Having a correspondent banking relationship, he said, “should go a long way toward lowering transaction costs and making U.S. goods more competitive.”
Since May, Stonegate has been the bank that handles the accounts of Cuba’s diplomatic missions at the United Nations and for the Cuban Interests Section in Washington – now the Cuban Embassy. The missions had been without a bank for more than a year after M&T Bank of Buffalo, N.Y., told them it was getting out of the business of handling the accounts of foreign missions.
One of the reasons Cuba had so much trouble finding a banker was its continued presence on the U.S. list of state sponsors of terrorism – countries deemed to have repeatedly provided support for acts of international terrorism. But the White House announced in April it intended to remove Cuba from the black list and it came off May 29.
Stonegate has assets of $2.27 billion and $1.93 billion in deposits.
Since Stonegate began handling the accounts of Cuba’s diplomatic missions, a group called Cuban American Friends and Patriots has maintained a vigil across the street from Stonegate’s Coral Gables branch every Monday morning.

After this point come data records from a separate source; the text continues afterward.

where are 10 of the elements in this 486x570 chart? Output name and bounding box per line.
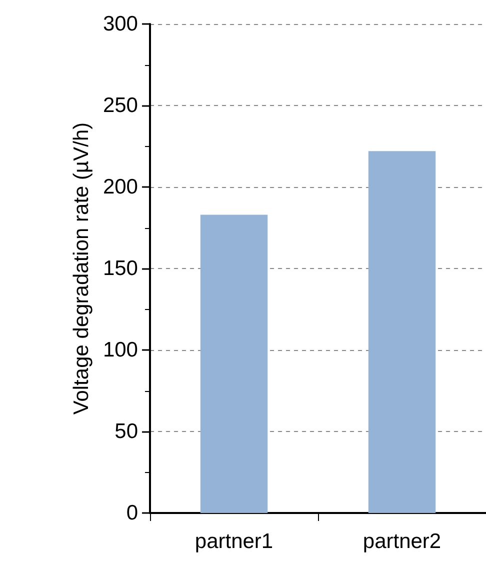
x-tick-label: partner2 [362, 530, 442, 553]
y-tick-label: 300 [102, 12, 138, 36]
y-tick-label: 50 [114, 420, 138, 443]
y-tick-label: 0 [126, 502, 138, 524]
y-axis-title: Voltage degradation rate (µV/h) [70, 122, 94, 415]
y-tick-label: 100 [102, 338, 138, 362]
y-tick-label: 250 [102, 94, 138, 117]
x-tick-label: partner1 [194, 530, 274, 553]
y-tick-label: 200 [102, 176, 138, 198]
y-tick-label: 150 [102, 257, 138, 280]
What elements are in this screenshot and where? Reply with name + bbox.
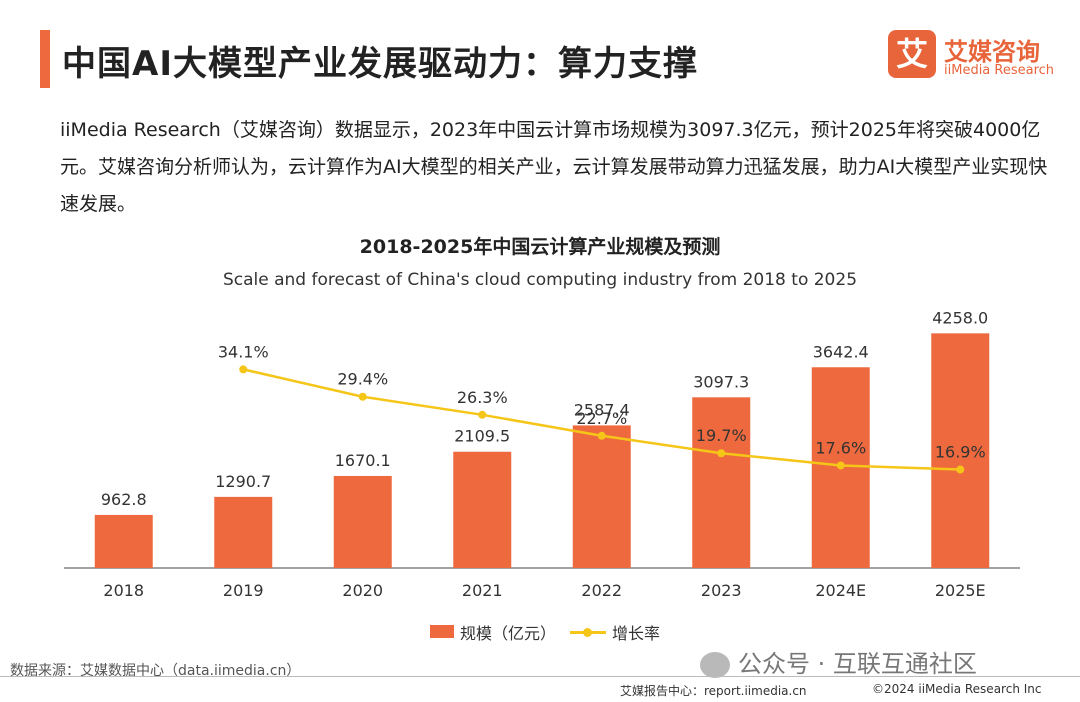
bar-2019	[214, 496, 273, 568]
logo-mark-icon: 艾	[888, 30, 936, 78]
x-tick-2018: 2018	[103, 581, 144, 600]
growth-label-2021: 26.3%	[457, 388, 508, 407]
growth-point-2024E	[836, 461, 845, 470]
growth-point-2023	[717, 449, 726, 458]
chart-title: 2018-2025年中国云计算产业规模及预测	[359, 236, 721, 258]
bar-label-2021: 2109.5	[454, 427, 510, 446]
growth-label-2022: 22.7%	[576, 409, 627, 428]
chart-subtitle: Scale and forecast of China's cloud comp…	[222, 270, 858, 290]
watermark-text: 公众号 · 互联互通社区	[738, 650, 977, 678]
bar-label-2025E: 4258.0	[932, 308, 988, 327]
intro-paragraph: iiMedia Research（艾媒咨询）数据显示，2023年中国云计算市场规…	[60, 119, 1048, 215]
bar-2018	[94, 514, 153, 568]
bar-label-2022: 2587.4	[574, 400, 630, 419]
page-title: 中国AI大模型产业发展驱动力：算力支撑	[62, 44, 698, 84]
x-tick-2020: 2020	[342, 581, 383, 600]
growth-point-2021	[478, 410, 487, 419]
legend-line-label: 增长率	[612, 624, 661, 643]
bar-2023	[692, 397, 751, 568]
watermark: 公众号 · 互联互通社区	[700, 644, 977, 679]
x-tick-2019: 2019	[223, 581, 264, 600]
legend-bar-label: 规模（亿元）	[460, 624, 557, 643]
x-tick-2022: 2022	[581, 581, 622, 600]
bar-label-2024E: 3642.4	[813, 342, 869, 361]
x-tick-2024E: 2024E	[815, 581, 866, 600]
title-accent-bar	[40, 30, 50, 88]
logo-english-name: iiMedia Research	[944, 63, 1055, 78]
bar-2021	[453, 451, 512, 568]
growth-point-2025E	[956, 465, 965, 474]
bar-label-2018: 962.8	[101, 490, 147, 509]
growth-label-2023: 19.7%	[696, 426, 747, 445]
footer-copyright: ©2024 iiMedia Research Inc	[872, 682, 1042, 696]
bar-2020	[333, 475, 392, 568]
bar-2025E	[931, 333, 990, 568]
growth-label-2025E: 16.9%	[935, 443, 986, 462]
footer-report-center: 艾媒报告中心：report.iimedia.cn	[620, 684, 807, 698]
growth-label-2020: 29.4%	[337, 370, 388, 389]
data-source-note: 数据来源：艾媒数据中心（data.iimedia.cn）	[10, 663, 301, 679]
legend-bar-swatch	[430, 625, 454, 638]
bar-label-2020: 1670.1	[335, 451, 391, 470]
growth-label-2019: 34.1%	[218, 342, 269, 361]
x-tick-2025E: 2025E	[935, 581, 986, 600]
wechat-icon	[700, 652, 730, 678]
growth-point-2020	[358, 392, 367, 401]
x-tick-2021: 2021	[462, 581, 503, 600]
brand-logo: 艾 艾媒咨询 iiMedia Research	[888, 30, 1068, 84]
growth-point-2019	[239, 365, 248, 374]
x-tick-2023: 2023	[701, 581, 742, 600]
legend-line-dot	[583, 628, 592, 637]
growth-point-2022	[597, 431, 606, 440]
logo-chinese-name: 艾媒咨询	[944, 38, 1040, 66]
bar-label-2019: 1290.7	[215, 472, 271, 491]
footer-divider	[0, 676, 1080, 677]
bar-label-2023: 3097.3	[693, 372, 749, 391]
growth-label-2024E: 17.6%	[815, 438, 866, 457]
bar-2022	[572, 425, 631, 568]
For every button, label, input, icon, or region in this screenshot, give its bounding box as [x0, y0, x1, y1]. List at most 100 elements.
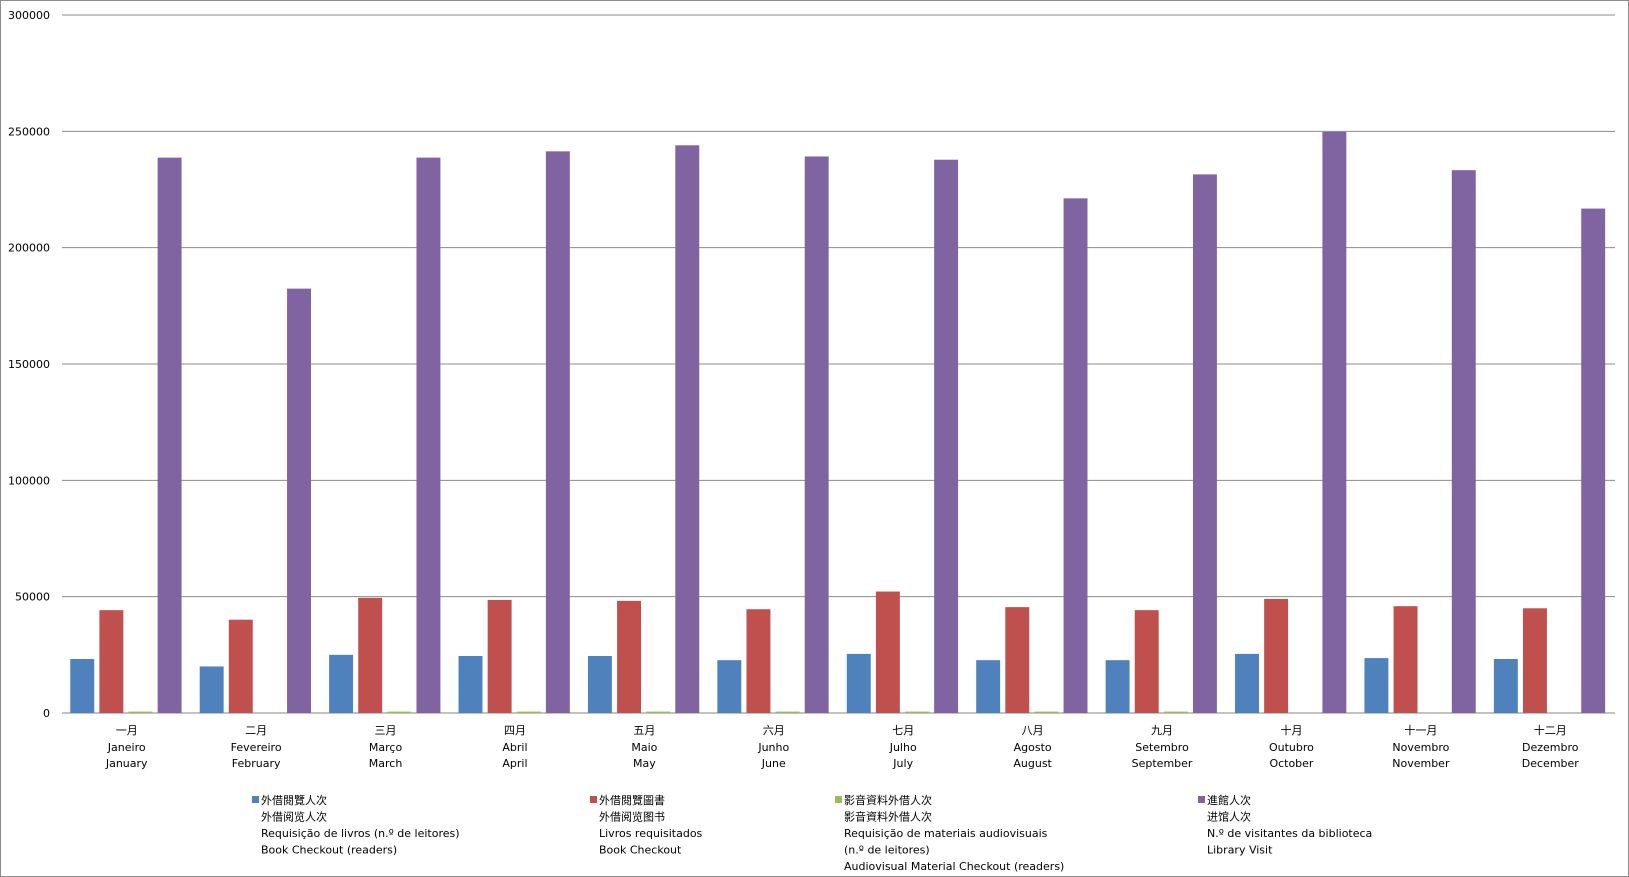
- bar-series-4: [1322, 131, 1347, 714]
- bar-series-2: [228, 619, 253, 713]
- x-tick-label-pt: Agosto: [1014, 741, 1052, 754]
- legend-label: 影音資料外借人次: [844, 793, 932, 807]
- bar-series-3: [775, 711, 800, 713]
- bar-series-4: [416, 157, 441, 714]
- bar-series-2: [746, 609, 771, 713]
- bar-series-2: [1522, 608, 1547, 713]
- bar-series-1: [717, 660, 742, 713]
- legend-label: 外借阅览人次: [261, 810, 327, 824]
- bar-series-4: [1063, 198, 1088, 714]
- legend-label: Requisição de livros (n.º de leitores): [261, 827, 460, 840]
- x-tick-label-zh: 十月: [1280, 723, 1302, 737]
- y-tick-label: 0: [43, 707, 50, 720]
- x-tick-label-pt: Junho: [757, 741, 789, 754]
- x-tick-label-zh: 九月: [1151, 724, 1173, 737]
- x-tick-label-pt: Julho: [889, 741, 917, 754]
- y-tick-label: 200000: [8, 242, 50, 255]
- legend-label: Book Checkout: [599, 844, 682, 857]
- x-tick-label-zh: 三月: [375, 724, 397, 737]
- x-tick-label-en: February: [232, 757, 281, 770]
- x-tick-label-en: March: [369, 757, 403, 770]
- x-tick-label-zh: 八月: [1022, 724, 1044, 737]
- x-tick-label-en: September: [1132, 757, 1193, 770]
- legend-swatch: [1198, 796, 1205, 803]
- legend-label: N.º de visitantes da biblioteca: [1207, 827, 1372, 840]
- bar-series-4: [287, 288, 311, 713]
- y-tick-label: 150000: [8, 358, 50, 371]
- bar-series-1: [329, 654, 354, 713]
- x-tick-label-zh: 一月: [116, 724, 138, 737]
- bar-series-2: [99, 610, 124, 713]
- y-tick-label: 250000: [8, 125, 50, 138]
- bar-series-3: [128, 711, 153, 713]
- y-tick-label: 100000: [8, 474, 50, 487]
- x-tick-label-zh: 十一月: [1404, 723, 1437, 737]
- bar-series-2: [1134, 610, 1159, 713]
- bar-series-4: [804, 156, 829, 714]
- x-tick-label-en: April: [502, 757, 527, 770]
- x-tick-label-zh: 十二月: [1534, 723, 1567, 737]
- bar-series-1: [1364, 658, 1389, 713]
- bar-series-3: [1163, 711, 1188, 713]
- x-tick-label-zh: 七月: [892, 724, 914, 737]
- bar-series-2: [487, 599, 512, 713]
- bar-series-1: [1235, 653, 1259, 713]
- legend-label: 進館人次: [1207, 793, 1251, 807]
- bar-series-1: [199, 666, 224, 713]
- x-tick-label-zh: 二月: [245, 724, 267, 737]
- legend-label: 外借閱覽人次: [261, 793, 327, 807]
- bar-series-3: [905, 711, 929, 713]
- bar-series-3: [646, 711, 671, 713]
- x-tick-label-en: July: [892, 757, 913, 770]
- bar-series-4: [1192, 174, 1217, 714]
- legend-label: 外借閱覽圖書: [599, 793, 665, 807]
- bar-series-4: [1451, 170, 1476, 713]
- legend-label: 影音資料外借人次: [844, 810, 932, 824]
- bar-series-1: [1493, 659, 1518, 713]
- legend-swatch: [835, 796, 842, 803]
- y-tick-label: 50000: [15, 591, 50, 604]
- x-tick-label-pt: Novembro: [1392, 741, 1449, 754]
- x-tick-label-pt: Fevereiro: [231, 741, 282, 754]
- x-tick-label-en: August: [1013, 757, 1052, 770]
- bar-series-4: [934, 159, 959, 713]
- bar-series-1: [976, 660, 1001, 713]
- bar-series-2: [617, 600, 642, 713]
- bar-series-2: [875, 591, 900, 713]
- legend-label: Livros requisitados: [599, 827, 703, 840]
- x-tick-label-pt: Janeiro: [107, 741, 146, 754]
- bar-series-2: [1005, 607, 1030, 713]
- x-tick-label-pt: Março: [369, 741, 403, 754]
- bar-series-4: [157, 157, 182, 714]
- bar-series-1: [70, 659, 95, 713]
- x-tick-label-pt: Maio: [631, 741, 657, 754]
- bar-series-3: [516, 711, 541, 713]
- x-tick-label-zh: 四月: [504, 724, 526, 737]
- legend-label: Audiovisual Material Checkout (readers): [844, 860, 1064, 873]
- x-tick-label-en: October: [1269, 757, 1313, 770]
- bar-series-1: [846, 653, 871, 713]
- x-tick-label-pt: Abril: [502, 741, 527, 754]
- legend-label: (n.º de leitores): [844, 844, 930, 857]
- x-tick-label-en: December: [1522, 757, 1580, 770]
- x-tick-label-pt: Outubro: [1269, 741, 1314, 754]
- x-tick-label-zh: 六月: [763, 724, 785, 737]
- legend-swatch: [590, 796, 597, 803]
- bar-series-1: [1105, 660, 1130, 713]
- bar-series-4: [1581, 208, 1606, 713]
- bar-series-3: [1034, 711, 1059, 713]
- x-tick-label-zh: 五月: [633, 724, 655, 737]
- bar-series-2: [358, 597, 383, 713]
- x-tick-label-pt: Setembro: [1135, 741, 1189, 754]
- x-tick-label-en: June: [761, 757, 786, 770]
- x-tick-label-pt: Dezembro: [1522, 741, 1579, 754]
- legend-label: Library Visit: [1207, 844, 1273, 857]
- legend-label: Book Checkout (readers): [261, 844, 397, 857]
- bar-series-2: [1393, 606, 1418, 713]
- y-tick-label: 300000: [8, 9, 50, 22]
- bar-series-1: [458, 655, 483, 713]
- bar-series-2: [1264, 598, 1289, 713]
- x-tick-label-en: November: [1392, 757, 1450, 770]
- x-tick-label-en: January: [105, 757, 148, 770]
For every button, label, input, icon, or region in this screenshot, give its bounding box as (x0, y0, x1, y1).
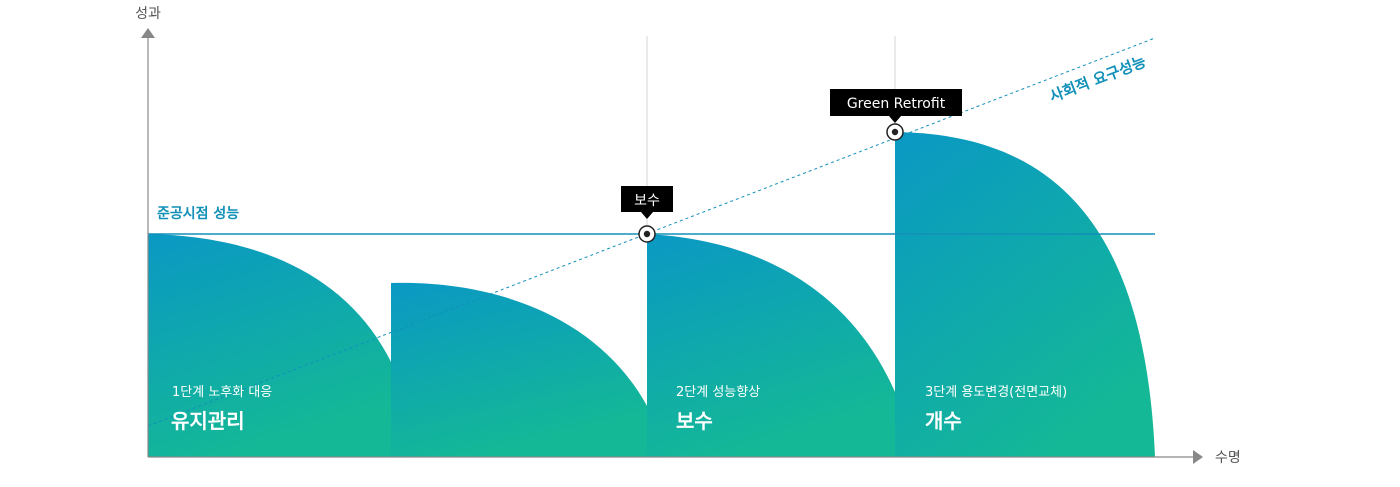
marker-retrofit (886, 123, 904, 141)
callout-retrofit-box (830, 89, 962, 116)
curve-stage-3 (895, 132, 1155, 457)
callout-repair-label: 보수 (634, 193, 660, 209)
trend-line-label: 사회적 요구성능 (1047, 52, 1149, 105)
callout-repair-pointer (641, 212, 653, 219)
callout-repair: 보수 (621, 186, 673, 219)
callout-repair-box (621, 186, 673, 212)
reference-line-label: 준공시점 성능 (157, 205, 239, 222)
stage-1-title: 유지관리 (171, 409, 245, 433)
stage-3-title: 개수 (925, 409, 962, 433)
curve-stage-1a (148, 234, 391, 457)
stage-2-subtitle: 2단계 성능향상 (676, 385, 760, 400)
stage-3-subtitle: 3단계 용도변경(전면교체) (925, 385, 1067, 400)
callout-retrofit-pointer (889, 116, 901, 123)
stage-2-title: 보수 (676, 409, 713, 433)
curve-stage-2 (647, 234, 895, 457)
y-axis-label: 성과 (135, 6, 161, 22)
stage-1-subtitle: 1단계 노후화 대응 (172, 385, 272, 400)
callout-retrofit-label: Green Retrofit (847, 96, 946, 112)
y-axis-arrow-icon (141, 28, 155, 38)
x-axis-arrow-icon (1193, 450, 1203, 464)
curve-stage-1b (391, 282, 647, 457)
callout-retrofit: Green Retrofit (830, 89, 962, 123)
marker-repair (638, 225, 656, 243)
x-axis-label: 수명 (1215, 450, 1241, 466)
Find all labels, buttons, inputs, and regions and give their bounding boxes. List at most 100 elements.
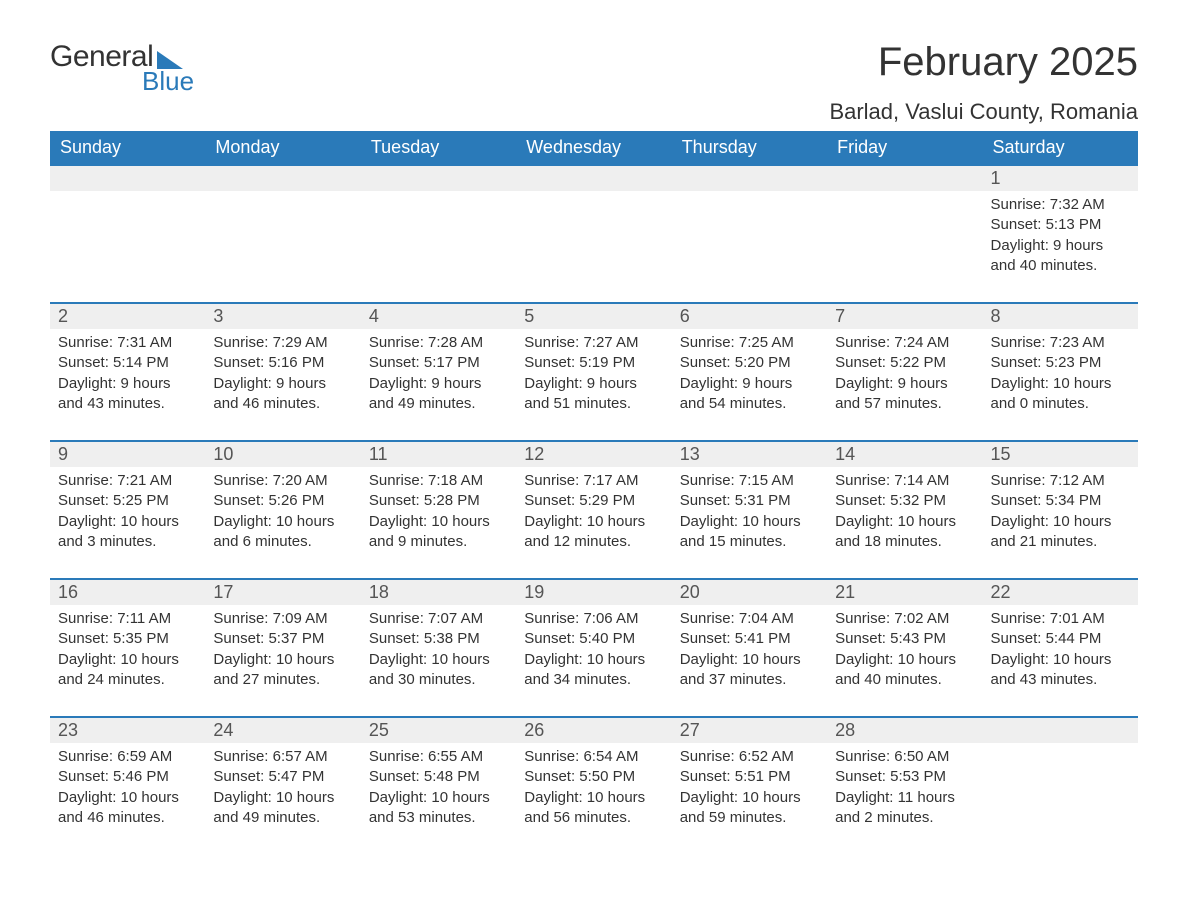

“The bank is complicit with the tyrant,” Emilio Izquierdo, coordinator of the group, said Monday, the same day the Cuban Interests Section became the Cuban Embassy. As in Vietnam and China, he said, Cuba is beginning a period of “selective capitalism” where the hierarchy and Castro family will get rich and “the Cuban people will continue in misery.”
John Kavulich, president of the U.S.-Cuba Trade and Economic Council, said having a U.S. bank establish a direct correspondent banking relationship will affirm “that the government of the Republic of Cuba’s governance may be trusted; a substantial marketing benefit to the country. Stonegate bank will be rewarded with business – both in the United States and in the Republic of Cuba.”
But with the new arrangement, he said, Cuba will be under pressure to reverse the declines in food, agricultural and health care products purchased from the United States under exceptions to the embargo. Having such a correspondent banking relationship, he said, may also increase pressure on Cuba to allow self-employed entrepreneurs to open accounts with BICSA so they can make payments directly to U.S. companies for imports that will be used in their businesses.